Agama | 2025-10-22 14:14:45

Oleh: Muhammad Syafi’ie el-Bantanie

(Founder Edu Sufistik)

Dalam tradisi keilmuan pesantren, guru-guru kami mengajarkan jika mau mengkritik sesuatu, pastikan kalian sudah mempelajari dan mendalaminya. Sehingga, kritikmu objektif dan berbasis ilmu pengetahuan. Semasa menempuh studi keislaman di UIN Syarif Hidayatullah Jakarta, saya kemudian berkenalan dengan Imam Al-Ghazali. Seorang ulama, pemikir, cendekiawan, filosof, dan sufi.
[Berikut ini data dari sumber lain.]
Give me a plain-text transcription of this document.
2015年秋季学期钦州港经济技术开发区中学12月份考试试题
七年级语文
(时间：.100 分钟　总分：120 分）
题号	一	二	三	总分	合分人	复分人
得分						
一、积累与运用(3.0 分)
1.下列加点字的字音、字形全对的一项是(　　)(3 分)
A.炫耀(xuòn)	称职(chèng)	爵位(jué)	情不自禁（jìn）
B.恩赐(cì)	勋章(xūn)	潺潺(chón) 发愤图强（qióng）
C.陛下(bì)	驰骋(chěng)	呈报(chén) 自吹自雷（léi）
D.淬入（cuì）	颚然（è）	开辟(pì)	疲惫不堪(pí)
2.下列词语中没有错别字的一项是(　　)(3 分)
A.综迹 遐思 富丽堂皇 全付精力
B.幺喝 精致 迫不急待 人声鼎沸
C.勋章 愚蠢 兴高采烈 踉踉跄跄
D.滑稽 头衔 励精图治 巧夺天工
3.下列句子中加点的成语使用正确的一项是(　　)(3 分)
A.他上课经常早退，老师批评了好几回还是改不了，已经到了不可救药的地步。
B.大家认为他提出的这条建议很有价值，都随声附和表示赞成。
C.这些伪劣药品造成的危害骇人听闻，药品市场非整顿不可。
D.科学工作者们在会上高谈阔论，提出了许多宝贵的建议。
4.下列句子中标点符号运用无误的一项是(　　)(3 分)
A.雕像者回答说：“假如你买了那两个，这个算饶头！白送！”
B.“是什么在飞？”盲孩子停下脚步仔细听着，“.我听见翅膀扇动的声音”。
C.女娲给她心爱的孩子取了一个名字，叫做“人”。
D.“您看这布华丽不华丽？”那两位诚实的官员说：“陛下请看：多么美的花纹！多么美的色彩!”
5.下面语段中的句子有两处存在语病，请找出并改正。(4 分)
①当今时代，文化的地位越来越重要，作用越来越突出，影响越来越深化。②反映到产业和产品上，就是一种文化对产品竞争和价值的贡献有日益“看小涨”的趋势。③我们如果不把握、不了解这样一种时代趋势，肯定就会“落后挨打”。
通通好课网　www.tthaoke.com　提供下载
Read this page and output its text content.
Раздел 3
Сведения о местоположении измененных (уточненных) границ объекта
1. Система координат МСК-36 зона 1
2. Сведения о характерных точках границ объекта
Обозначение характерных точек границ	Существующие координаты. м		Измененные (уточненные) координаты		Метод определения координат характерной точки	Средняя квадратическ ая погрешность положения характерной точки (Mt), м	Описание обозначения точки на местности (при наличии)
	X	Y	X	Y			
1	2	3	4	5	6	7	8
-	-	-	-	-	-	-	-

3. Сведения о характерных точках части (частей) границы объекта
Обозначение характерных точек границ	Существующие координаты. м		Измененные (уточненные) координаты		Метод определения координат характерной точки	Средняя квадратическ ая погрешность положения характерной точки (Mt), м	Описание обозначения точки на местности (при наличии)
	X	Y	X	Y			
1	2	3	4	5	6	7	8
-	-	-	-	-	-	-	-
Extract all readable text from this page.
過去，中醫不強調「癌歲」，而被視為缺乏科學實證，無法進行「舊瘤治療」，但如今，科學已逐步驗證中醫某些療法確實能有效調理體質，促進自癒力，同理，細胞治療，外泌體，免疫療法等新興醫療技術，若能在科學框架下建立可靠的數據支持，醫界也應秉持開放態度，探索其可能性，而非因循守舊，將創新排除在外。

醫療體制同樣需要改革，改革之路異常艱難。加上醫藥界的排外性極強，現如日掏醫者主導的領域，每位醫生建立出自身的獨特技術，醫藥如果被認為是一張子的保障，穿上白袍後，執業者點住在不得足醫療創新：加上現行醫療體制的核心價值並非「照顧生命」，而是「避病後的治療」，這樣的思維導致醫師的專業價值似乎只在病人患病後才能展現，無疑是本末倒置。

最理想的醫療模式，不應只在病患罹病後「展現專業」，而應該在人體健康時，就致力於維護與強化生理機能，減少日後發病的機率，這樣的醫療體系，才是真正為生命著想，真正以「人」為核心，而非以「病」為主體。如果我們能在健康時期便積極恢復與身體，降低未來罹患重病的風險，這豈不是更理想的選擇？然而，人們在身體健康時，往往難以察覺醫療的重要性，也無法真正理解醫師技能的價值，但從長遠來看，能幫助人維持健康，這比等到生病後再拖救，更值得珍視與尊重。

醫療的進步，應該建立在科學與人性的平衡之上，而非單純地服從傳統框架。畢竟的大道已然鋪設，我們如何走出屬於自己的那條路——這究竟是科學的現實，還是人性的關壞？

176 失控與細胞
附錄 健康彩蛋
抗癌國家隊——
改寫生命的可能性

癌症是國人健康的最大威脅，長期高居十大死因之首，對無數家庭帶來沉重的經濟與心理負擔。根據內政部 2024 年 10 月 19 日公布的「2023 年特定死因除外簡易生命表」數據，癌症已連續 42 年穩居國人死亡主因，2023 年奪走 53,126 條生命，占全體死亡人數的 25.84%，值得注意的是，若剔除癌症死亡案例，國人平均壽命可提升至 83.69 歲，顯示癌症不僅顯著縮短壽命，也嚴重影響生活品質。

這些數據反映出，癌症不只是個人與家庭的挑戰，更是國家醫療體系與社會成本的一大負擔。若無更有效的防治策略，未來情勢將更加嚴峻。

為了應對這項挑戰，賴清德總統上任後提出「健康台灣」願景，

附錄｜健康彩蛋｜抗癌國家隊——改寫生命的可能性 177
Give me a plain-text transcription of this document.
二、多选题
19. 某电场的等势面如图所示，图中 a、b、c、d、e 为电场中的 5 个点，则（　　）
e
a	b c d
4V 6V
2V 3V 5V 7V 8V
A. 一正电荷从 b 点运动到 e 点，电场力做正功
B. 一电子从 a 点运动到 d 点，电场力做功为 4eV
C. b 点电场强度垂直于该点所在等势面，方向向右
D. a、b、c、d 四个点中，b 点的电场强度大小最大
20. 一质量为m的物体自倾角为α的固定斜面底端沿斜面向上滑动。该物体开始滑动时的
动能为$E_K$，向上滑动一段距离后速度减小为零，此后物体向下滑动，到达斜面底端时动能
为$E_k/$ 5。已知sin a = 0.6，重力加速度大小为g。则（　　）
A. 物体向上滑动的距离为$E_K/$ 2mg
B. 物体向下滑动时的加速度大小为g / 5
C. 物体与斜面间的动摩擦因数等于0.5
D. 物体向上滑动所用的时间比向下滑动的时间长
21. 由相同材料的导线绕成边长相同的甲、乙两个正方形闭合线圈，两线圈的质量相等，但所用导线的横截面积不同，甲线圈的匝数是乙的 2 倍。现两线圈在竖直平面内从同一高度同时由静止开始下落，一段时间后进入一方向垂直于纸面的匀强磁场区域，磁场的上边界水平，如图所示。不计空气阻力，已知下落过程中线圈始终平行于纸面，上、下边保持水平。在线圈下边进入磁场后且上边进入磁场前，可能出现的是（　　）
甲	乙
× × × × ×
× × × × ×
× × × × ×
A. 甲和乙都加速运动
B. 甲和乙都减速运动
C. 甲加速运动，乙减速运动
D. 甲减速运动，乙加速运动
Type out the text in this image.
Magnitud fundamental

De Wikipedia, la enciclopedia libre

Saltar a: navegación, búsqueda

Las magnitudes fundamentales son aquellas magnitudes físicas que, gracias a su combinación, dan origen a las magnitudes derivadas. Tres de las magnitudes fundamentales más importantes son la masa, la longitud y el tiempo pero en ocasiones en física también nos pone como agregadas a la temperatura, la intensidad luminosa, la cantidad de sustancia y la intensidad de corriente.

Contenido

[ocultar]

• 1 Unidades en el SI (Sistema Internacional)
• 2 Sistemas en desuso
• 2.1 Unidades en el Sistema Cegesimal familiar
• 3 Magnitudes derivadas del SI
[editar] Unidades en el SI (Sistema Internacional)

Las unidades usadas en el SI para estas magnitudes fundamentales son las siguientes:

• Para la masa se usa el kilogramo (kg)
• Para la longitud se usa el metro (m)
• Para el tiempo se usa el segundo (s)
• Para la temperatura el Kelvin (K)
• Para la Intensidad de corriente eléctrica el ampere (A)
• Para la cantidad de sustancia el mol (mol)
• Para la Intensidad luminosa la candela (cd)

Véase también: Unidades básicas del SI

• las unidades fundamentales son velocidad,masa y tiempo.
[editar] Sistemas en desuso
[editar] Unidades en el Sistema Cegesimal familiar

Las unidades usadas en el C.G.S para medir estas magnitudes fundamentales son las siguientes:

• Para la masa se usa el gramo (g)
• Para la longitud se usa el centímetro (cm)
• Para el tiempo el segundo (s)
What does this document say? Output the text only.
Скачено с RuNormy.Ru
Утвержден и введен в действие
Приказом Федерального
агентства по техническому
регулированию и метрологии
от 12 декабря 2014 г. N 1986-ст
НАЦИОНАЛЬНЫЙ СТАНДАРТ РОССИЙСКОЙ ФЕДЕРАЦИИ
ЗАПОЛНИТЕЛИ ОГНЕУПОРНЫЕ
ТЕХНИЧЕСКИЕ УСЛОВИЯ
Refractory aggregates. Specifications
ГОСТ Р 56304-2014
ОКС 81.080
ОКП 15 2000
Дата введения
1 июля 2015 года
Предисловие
Dunia Islam menggelarinya dengan hujjah al-Islam dan gelar-gelar lainnya yang menunjukkan kapasitas keilmuannya pada multi disiplin ilmu.

Kita mesti belajar dari Imam Al-Ghazali. Sebelum mengkritik filsafat, Imam Al-Ghazali mendalami dan menekuni filsafat. Kemudian, Imam Al-Ghazali mengkritik filsafat secara elegan dan bekelas dengan menulis kitab tahafut al-falasifah. Inilah teladan dari dunia pesantren. Dalam dunia pesantren, berbeda pendapat dan berdebat secara ilmiah itu biasa. Catatannya berbasis ilmu pengetahuan.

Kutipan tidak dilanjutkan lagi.